Beside his cot there was always a bottle. (35.5.13)
After he loses his wife Leora, Martin Arrowsmith sinks into a crushing depression. His only ally in this difficult time is liquor, and he always makes sure to have a bottle next to his bed. The only way he can sleep, it seems, is if he numbs his brain with booze.
But by night Martin sat alone, tousled, drinking steadily, living on whisky and hate, freeing his soul and dissolving his body by hatred as once hermits dissolved theirs by ecstasy. (35.5.22)

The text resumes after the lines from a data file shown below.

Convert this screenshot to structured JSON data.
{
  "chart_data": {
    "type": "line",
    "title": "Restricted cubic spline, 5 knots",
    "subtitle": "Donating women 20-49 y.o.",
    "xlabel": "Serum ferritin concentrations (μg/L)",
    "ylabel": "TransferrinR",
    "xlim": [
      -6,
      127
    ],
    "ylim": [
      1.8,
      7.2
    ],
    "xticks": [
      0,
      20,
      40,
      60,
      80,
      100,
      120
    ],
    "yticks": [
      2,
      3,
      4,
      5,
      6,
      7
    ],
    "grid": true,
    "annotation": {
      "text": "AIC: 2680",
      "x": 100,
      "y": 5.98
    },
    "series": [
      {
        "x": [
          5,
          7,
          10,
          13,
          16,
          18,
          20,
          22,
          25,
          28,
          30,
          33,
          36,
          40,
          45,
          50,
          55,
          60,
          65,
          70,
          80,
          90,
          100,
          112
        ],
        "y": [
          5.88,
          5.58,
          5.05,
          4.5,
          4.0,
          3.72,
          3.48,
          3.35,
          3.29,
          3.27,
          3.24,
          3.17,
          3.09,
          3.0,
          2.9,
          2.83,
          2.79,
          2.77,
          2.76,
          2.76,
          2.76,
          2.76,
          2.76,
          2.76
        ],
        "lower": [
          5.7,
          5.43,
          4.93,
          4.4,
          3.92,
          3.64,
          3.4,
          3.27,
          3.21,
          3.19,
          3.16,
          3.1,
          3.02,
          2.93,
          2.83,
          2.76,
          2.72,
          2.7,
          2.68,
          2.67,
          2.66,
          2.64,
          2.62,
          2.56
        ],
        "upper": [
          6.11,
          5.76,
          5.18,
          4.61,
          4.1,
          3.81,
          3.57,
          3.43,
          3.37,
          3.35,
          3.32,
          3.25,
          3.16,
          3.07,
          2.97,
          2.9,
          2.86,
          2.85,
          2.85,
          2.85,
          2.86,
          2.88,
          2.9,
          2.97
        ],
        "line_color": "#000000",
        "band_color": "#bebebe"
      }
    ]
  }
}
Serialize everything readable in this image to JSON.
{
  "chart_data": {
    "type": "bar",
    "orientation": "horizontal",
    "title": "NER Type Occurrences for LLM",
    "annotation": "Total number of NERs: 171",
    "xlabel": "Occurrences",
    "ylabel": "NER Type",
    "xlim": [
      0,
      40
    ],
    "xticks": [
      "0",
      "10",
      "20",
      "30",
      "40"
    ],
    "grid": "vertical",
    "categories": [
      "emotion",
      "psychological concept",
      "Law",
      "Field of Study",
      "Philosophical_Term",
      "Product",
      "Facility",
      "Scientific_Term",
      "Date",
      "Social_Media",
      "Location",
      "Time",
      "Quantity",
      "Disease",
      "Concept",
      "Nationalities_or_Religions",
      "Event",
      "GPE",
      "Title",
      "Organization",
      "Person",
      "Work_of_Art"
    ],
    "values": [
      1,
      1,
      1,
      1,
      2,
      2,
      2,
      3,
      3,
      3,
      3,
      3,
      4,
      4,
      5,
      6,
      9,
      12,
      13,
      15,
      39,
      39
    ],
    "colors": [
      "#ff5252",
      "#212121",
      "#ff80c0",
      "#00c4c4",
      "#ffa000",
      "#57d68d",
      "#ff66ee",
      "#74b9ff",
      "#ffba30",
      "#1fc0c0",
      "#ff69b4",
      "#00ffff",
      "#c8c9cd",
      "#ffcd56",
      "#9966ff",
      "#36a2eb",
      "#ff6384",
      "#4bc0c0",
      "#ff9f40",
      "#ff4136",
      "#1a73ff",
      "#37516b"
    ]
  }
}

During the days, Martin can still keep himself together and do his duty as a doctor. But each night, he totally lets himself go and never receives any company. With his wife gone, he feels like he has no real reason left to live. The slow fall into death is all he's waiting for, and alcohol helps him along this path.
He did not see Joyce. He lived at the almshouse, but most evenings now he was sober. (35.5.34)
Suddenly, after a long stint of drinking after Leora's death, Martin sobers up and refocuses on his work as a doctor. It's not completely clear why this happens. Martin just seems to get up one day and realize that he's been mourning and feeling sorry for himself for long enough.